Northern Ireland’s public transport network “in jeopardy,” says DfI official

Posted: 20 February 2020 |

An official from the Department for Infrastructure has warned that, without further funding provided to Translink, the future of Northern Ireland’s public transport is uncertain.

Northern Ireland's public transport network "in jeopardy," says DfI official

John McGrath, from the Department for Infrastructure, warned a Stormont committee (parliament) that the viability of Translink is “in jeopardy” and “imminent and serious collapse” of Northern Ireland’s public transport network is looming. The department is Translink’s source of capital funding, and is said to be one of its main sources of revenue income.

In line with savings and budget cuts made by the Department for Regional Development across the nation, the annual subsidy provided to Translink for the public transport network was reduced by approximately £13 million in 2015/16, and Translink is thought to have struggled to recover ever since. McGrath explained that, although Translink had managed till now using reserve funding, it is now “running out of options.”

If no further investment is provided to Translink, the company will face going into 2021 with a deficit of approximately £28 million, McGrath warned.

“I doubt there are the savings there to balance the books and yet run the network,” he said.

McGrath also told the committee that the department estimated that it needs about £800 million in the next financial year to cover its existing commitments, adding that future pledges contained in the New Decade, New Approach deal would require “an awful lot more.”

“Due to the low level of subsidy for transport over the past number of years, Translink have indicated that they have drained their reserves and cannot continue to provide the current bus and rail services with the current level of public subsidy. Public transport enables the community to get to work and to school. It is also important in avoiding social isolation and in fighting climate change,” said Ulster Unionist MLA, Roy Beggs.

“The Northern Ireland Executive must ensure that essential public transport services continue to be provided.”

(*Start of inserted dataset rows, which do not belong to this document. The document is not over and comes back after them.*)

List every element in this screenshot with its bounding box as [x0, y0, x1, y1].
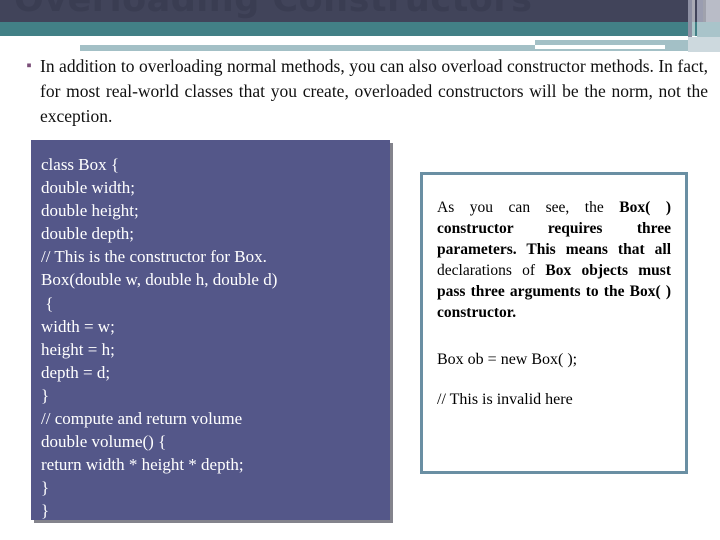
- code-sample-text: class Box { double width; double height;…: [41, 155, 278, 520]
- explanation-paragraph: As you can see, the Box( ) constructor r…: [437, 197, 671, 323]
- bullet-item-text: In addition to overloading normal method…: [40, 56, 708, 126]
- page-title: Overloading Constructors: [14, 0, 533, 20]
- header-streak-white-upper: [80, 40, 535, 45]
- explanation-text-plain-1: As you can see, the: [437, 199, 620, 216]
- square-bullet-icon: ▪: [26, 58, 32, 74]
- explanation-box-content: As you can see, the Box( ) constructor r…: [423, 175, 685, 410]
- header-streak-white-lower: [535, 45, 665, 49]
- list-item: ▪ In addition to overloading normal meth…: [18, 54, 708, 129]
- code-sample-box: class Box { double width; double height;…: [31, 140, 390, 520]
- header-stripe-light-lower: [688, 37, 720, 52]
- explanation-text-plain-2: declarations of: [437, 262, 546, 279]
- explanation-spacer-1: [437, 323, 671, 349]
- explanation-box: As you can see, the Box( ) constructor r…: [420, 172, 688, 474]
- explanation-spacer-2: [437, 370, 671, 389]
- explanation-code-line-1: Box ob = new Box( );: [437, 351, 578, 368]
- explanation-code-line-2: // This is invalid here: [437, 391, 573, 408]
- header-stripe-teal-lower: [697, 22, 720, 37]
- bullet-list: ▪ In addition to overloading normal meth…: [18, 54, 708, 129]
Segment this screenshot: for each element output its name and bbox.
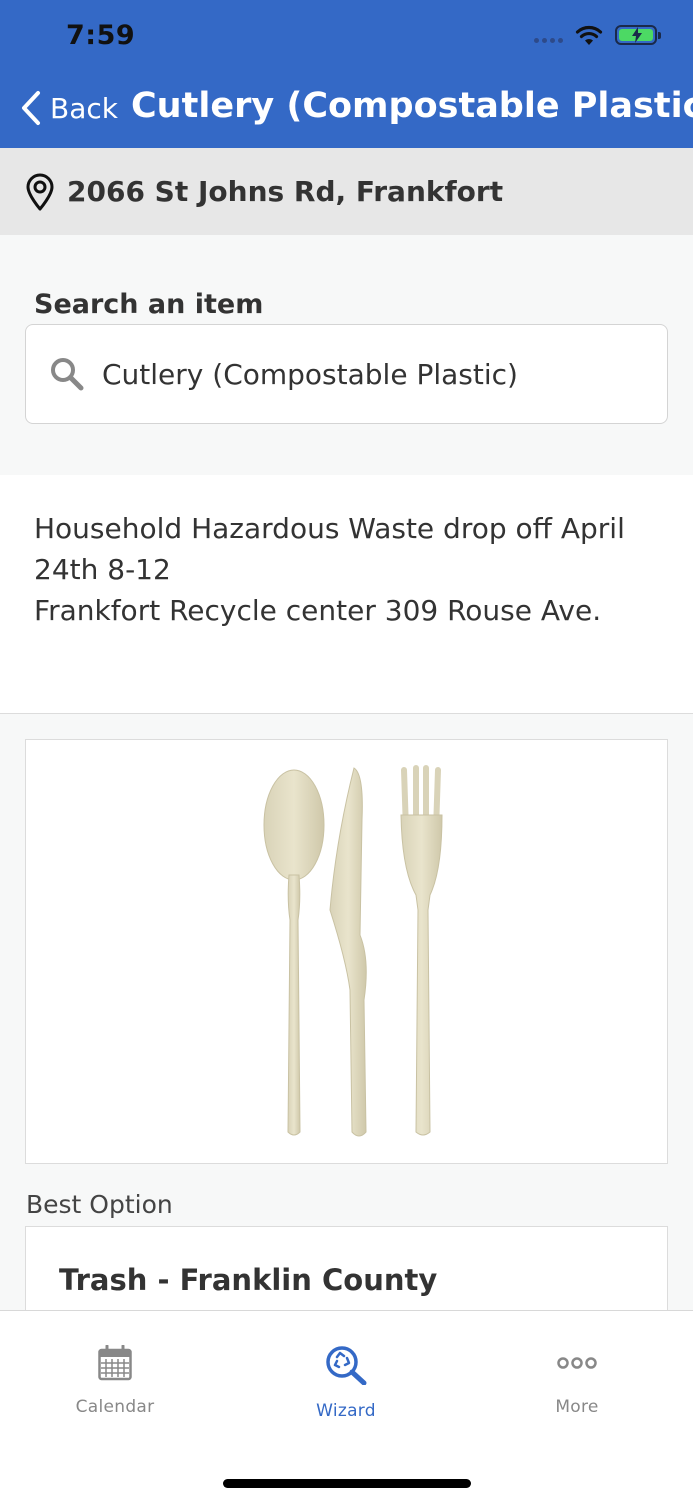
- location-bar[interactable]: 2066 St Johns Rd, Frankfort: [0, 148, 693, 235]
- wifi-icon: [575, 25, 603, 45]
- item-image-card: [25, 739, 668, 1164]
- calendar-icon: [98, 1345, 132, 1381]
- best-option-label: Best Option: [26, 1190, 173, 1219]
- tab-label: Calendar: [75, 1397, 155, 1417]
- search-label: Search an item: [34, 289, 264, 320]
- home-indicator[interactable]: [223, 1479, 471, 1488]
- battery-icon: [615, 25, 661, 45]
- tab-more[interactable]: More: [497, 1345, 657, 1417]
- navigation-header: 7:59 Back Cutlery (Compostable Plastic): [0, 0, 693, 148]
- more-dots-icon: [557, 1357, 597, 1369]
- tab-label: More: [555, 1397, 599, 1417]
- search-section: Search an item Cutlery (Compostable Plas…: [0, 235, 693, 475]
- chevron-left-icon: [22, 91, 40, 125]
- announcement-text: Household Hazardous Waste drop off April…: [34, 508, 664, 631]
- cellular-signal-icon: [534, 25, 563, 45]
- back-label: Back: [50, 91, 118, 125]
- tab-calendar[interactable]: Calendar: [35, 1345, 195, 1417]
- compostable-cutlery-image: [263, 765, 443, 1137]
- back-button[interactable]: Back: [20, 90, 118, 126]
- status-icons: [534, 24, 661, 46]
- announcement-line: Frankfort Recycle center 309 Rouse Ave.: [34, 594, 602, 627]
- recycle-search-icon: [326, 1346, 367, 1385]
- status-time: 7:59: [66, 20, 136, 51]
- tab-bar: Calendar Wizard More: [0, 1310, 693, 1500]
- announcement-line: Household Hazardous Waste drop off April…: [34, 512, 625, 586]
- item-detail: Best Option Trash - Franklin County: [0, 714, 693, 1346]
- location-address: 2066 St Johns Rd, Frankfort: [67, 175, 504, 208]
- tab-wizard[interactable]: Wizard: [266, 1345, 426, 1421]
- best-option-title: Trash - Franklin County: [59, 1263, 438, 1297]
- search-value: Cutlery (Compostable Plastic): [102, 357, 518, 391]
- location-pin-icon: [26, 173, 54, 210]
- search-input[interactable]: Cutlery (Compostable Plastic): [25, 324, 668, 424]
- tab-label: Wizard: [316, 1401, 376, 1421]
- page-title: Cutlery (Compostable Plastic): [131, 86, 693, 126]
- search-icon: [51, 358, 84, 391]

“Translink will continue to work with DfI to ensure sustained levels of public service obligation and concessionary fares funding going forward to maintain high quality public transport,” a Translink spokesperson said.

“Sustainable public transport is central to the daily lives of many people in Northern Ireland and is essential to the social, economic and environmental wellbeing of the region, supporting the programme for government vision and the goal of zero carbon transport.”